Background: Bradycardia with poor perfusion is the most common reason for in-hospital cardiopulmonary resuscitation (CPR) in children. To date, validated methods to risk-standardize pediatric survival rates for CPR events in hospitals that includes bradycardia with poor perfusion do not exist.
Methods: Within Get With the Guidelines-Resuscitation, we identified 8080 children who underwent CPR between 2016 and 2023. Using hierarchical logistic regression, we derived and validated a model for survival to hospital discharge to calculate risk-standardized survival rates (RSSRs) for hospitals.
Results: Bradycardia with poor perfusion comprised 56.4% of pediatric CPR events.
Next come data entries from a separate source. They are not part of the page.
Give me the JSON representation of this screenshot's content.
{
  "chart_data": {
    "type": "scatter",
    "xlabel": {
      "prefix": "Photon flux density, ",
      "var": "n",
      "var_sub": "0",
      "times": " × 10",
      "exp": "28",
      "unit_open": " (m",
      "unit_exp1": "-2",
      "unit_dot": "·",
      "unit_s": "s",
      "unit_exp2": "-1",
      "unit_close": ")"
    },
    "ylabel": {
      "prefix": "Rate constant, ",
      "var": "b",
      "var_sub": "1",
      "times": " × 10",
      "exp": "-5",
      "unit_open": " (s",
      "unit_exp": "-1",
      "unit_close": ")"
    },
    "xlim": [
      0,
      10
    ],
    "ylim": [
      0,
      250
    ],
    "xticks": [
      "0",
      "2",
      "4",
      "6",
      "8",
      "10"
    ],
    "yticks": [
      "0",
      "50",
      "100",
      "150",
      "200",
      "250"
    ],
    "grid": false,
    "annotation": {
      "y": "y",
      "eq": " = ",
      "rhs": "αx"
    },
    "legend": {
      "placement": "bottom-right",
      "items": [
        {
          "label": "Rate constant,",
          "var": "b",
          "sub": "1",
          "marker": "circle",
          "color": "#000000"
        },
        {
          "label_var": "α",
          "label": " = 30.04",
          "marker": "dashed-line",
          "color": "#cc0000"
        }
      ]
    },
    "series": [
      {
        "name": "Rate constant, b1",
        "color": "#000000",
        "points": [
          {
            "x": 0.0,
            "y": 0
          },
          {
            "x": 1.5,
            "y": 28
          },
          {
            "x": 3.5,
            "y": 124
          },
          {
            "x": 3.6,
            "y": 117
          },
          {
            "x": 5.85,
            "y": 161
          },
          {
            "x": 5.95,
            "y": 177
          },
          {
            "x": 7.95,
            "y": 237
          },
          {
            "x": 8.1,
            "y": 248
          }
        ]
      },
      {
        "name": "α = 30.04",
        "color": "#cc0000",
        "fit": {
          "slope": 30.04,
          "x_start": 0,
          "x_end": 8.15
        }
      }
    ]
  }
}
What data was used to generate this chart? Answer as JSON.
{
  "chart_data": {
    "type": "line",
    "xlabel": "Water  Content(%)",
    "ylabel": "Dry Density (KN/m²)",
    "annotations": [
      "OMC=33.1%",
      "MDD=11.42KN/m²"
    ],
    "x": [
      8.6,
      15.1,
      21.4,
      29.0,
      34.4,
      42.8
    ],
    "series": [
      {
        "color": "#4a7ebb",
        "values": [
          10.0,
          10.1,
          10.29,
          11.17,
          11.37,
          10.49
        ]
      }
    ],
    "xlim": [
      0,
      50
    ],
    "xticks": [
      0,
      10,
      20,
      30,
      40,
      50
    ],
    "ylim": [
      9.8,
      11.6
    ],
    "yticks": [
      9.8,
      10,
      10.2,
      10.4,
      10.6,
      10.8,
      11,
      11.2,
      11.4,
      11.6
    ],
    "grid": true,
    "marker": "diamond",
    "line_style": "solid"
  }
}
An initial full model in the derivation cohort identified 16 predictors of survival (c-statistic = 0.772), and a parsimonious model with 13 predictors maintained good discrimination (c-statistic = 0.769). The model calibrated well in the validation cohort (R2 = 0.993). Final predictors included: age group, illness category, initial rhythm, arrest location, renal insufficiency, hepatic insufficiency, sepsis, metabolic or electrolyte abnormality, metastatic or hematologic malignancy, cardiac acyanotic congenital abnormality, congenital noncardiac abnormality, and mechanical ventilation or continuous intravenous vasopressor at the time of the CPR event. Among 100 hospitals with ≥5 CPR events, the median RSSR was 51.8% (IQR: 50.1-54.5%; range: 40.5-62.9%). The adjusted median OR was 1.32 (95% CI: 1.18-1.43), which suggests that the odds of survival to discharge for two children with similar characteristics varied by 32% between hospitals.
Conclusion: We developed and validated a model to risk-standardize hospital rates of survival for children undergoing CPR, including those with bradycardia and poor perfusion. This model can facilitate efforts to benchmark hospitals in resuscitation outcomes for children.
Keywords: Cardiopulmonary resuscitation; Heart arrest; Pediatrics; Risk model.